Learning-based methods, and in particular deep neural networks, have emerged as highly successful and universal tools for image and signal recovery and restoration. They achieve state-of-the-art results on tasks ranging from image denoising, image compression, and image reconstruction from few and noisy measurements. They are starting to be used in important imaging technologies, for example in GEs newest computational tomography scanners and in the newest generation of the iPhone.

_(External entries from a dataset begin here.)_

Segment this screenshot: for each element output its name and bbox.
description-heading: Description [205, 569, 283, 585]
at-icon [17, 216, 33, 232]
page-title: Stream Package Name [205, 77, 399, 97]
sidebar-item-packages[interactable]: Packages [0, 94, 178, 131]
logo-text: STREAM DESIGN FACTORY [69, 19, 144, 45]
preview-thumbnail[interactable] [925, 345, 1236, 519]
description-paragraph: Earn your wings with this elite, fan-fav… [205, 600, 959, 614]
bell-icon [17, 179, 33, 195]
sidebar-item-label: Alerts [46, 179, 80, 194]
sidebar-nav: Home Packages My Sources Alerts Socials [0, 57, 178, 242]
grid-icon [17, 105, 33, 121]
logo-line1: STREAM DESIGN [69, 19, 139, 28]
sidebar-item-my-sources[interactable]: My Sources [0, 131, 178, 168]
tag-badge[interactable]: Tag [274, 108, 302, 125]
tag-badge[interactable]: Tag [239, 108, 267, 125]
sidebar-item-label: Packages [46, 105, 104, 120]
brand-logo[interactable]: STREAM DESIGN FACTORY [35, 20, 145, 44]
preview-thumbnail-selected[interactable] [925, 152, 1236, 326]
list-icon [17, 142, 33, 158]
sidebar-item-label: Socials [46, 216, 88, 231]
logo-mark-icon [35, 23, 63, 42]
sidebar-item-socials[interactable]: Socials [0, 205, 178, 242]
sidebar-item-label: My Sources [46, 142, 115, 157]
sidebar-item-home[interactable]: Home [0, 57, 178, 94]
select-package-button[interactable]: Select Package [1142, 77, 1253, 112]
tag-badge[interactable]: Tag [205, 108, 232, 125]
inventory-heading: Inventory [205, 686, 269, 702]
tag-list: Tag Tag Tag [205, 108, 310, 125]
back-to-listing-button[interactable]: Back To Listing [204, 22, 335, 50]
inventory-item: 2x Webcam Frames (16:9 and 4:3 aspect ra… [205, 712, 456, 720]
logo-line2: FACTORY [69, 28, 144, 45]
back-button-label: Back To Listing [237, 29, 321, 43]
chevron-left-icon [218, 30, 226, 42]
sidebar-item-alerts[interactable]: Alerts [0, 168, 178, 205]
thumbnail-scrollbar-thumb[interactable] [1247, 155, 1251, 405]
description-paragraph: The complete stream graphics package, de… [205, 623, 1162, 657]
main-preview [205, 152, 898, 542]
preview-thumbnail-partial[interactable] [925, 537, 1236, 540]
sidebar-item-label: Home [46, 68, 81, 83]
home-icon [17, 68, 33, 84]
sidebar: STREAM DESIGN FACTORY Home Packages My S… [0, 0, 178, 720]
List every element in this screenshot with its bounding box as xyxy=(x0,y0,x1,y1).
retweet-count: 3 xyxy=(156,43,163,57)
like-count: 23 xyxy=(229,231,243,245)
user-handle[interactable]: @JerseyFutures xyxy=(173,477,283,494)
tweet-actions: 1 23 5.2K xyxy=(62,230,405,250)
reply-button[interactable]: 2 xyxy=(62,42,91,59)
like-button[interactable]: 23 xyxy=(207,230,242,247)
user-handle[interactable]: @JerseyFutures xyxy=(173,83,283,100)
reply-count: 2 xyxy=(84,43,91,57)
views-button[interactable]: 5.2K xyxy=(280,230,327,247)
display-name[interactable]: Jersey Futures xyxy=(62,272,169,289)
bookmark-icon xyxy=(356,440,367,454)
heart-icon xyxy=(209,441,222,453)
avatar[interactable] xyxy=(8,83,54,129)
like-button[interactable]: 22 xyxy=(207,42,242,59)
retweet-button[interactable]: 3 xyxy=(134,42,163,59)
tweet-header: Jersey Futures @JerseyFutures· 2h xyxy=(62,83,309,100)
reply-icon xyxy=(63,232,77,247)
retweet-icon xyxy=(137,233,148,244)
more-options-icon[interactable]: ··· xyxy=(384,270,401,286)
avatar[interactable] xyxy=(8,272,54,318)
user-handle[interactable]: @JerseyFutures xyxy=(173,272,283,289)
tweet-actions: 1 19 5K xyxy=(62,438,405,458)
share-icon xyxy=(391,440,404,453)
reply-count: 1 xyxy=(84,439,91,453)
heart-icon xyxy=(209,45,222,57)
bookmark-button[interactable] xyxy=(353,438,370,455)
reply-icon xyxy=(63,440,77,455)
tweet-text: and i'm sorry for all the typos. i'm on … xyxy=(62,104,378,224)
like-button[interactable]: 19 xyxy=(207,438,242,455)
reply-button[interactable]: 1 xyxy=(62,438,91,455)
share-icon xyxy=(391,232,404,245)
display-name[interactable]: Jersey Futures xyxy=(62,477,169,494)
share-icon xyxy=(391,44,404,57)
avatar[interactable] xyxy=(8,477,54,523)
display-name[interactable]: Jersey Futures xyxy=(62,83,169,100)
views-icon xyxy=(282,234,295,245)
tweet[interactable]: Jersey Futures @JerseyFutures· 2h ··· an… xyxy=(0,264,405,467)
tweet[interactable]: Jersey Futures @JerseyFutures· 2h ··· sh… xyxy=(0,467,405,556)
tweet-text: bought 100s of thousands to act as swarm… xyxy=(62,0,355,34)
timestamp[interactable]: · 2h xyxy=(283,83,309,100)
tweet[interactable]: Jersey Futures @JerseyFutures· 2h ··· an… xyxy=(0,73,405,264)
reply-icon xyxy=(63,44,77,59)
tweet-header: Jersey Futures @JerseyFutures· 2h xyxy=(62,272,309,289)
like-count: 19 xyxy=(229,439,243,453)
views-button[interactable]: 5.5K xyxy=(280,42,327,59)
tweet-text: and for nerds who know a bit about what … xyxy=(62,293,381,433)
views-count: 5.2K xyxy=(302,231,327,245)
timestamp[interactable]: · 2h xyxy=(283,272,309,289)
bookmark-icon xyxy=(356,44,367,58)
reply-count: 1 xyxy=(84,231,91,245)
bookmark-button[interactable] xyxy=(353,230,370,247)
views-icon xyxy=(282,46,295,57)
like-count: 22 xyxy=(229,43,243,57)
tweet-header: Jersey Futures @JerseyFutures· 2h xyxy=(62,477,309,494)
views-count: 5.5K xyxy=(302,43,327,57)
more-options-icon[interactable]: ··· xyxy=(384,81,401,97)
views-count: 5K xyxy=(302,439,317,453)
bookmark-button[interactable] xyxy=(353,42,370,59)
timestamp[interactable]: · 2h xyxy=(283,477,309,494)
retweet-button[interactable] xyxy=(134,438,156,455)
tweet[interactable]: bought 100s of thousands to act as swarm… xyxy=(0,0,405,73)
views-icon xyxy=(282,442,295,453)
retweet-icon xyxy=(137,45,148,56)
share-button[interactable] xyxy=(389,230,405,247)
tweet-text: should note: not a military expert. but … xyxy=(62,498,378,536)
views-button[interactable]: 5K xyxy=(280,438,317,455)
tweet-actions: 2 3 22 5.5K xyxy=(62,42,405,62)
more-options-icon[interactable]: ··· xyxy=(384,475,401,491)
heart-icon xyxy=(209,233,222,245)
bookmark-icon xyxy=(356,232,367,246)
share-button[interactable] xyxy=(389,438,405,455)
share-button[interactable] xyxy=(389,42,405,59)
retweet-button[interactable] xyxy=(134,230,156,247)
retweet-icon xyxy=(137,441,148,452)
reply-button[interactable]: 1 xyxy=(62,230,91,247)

The field has a range of theoretical and practical questions that remain unanswered. In particular, learning and neural network-based approaches often lack the guarantees of traditional physics-based methods. Further, while superior on average, learning-based methods can make drastic reconstruction errors, such as hallucinating a tumor in an MRI reconstruction or turning a pixelated picture of Obama into a white male.
This virtual workshop aims at bringing together theoreticians and practitioners in order to chart out recent advances and discuss new directions in deep neural network-based approaches for solving inverse problems in the imaging sciences and beyond.
The NeurIPS workshop will take place online either December 11 or 12 (TBD). At the workshop, we will have contributed talks as well as contributed posters. Detailed information about the scope of the workshop can be found at https://deep-inverse.org/, including directions for submission. Submission at OpenReview will be open from September 1 until the submission deadline of October 2, 2020. The session is being co-organized by RIce DSP Alum faculty member Reinhard Heckel, Rice Alum faculty member Paul Hand, Soheil Feizi, Lenka Zdeborova, and Rice DSP faculty Richard Baraniuk.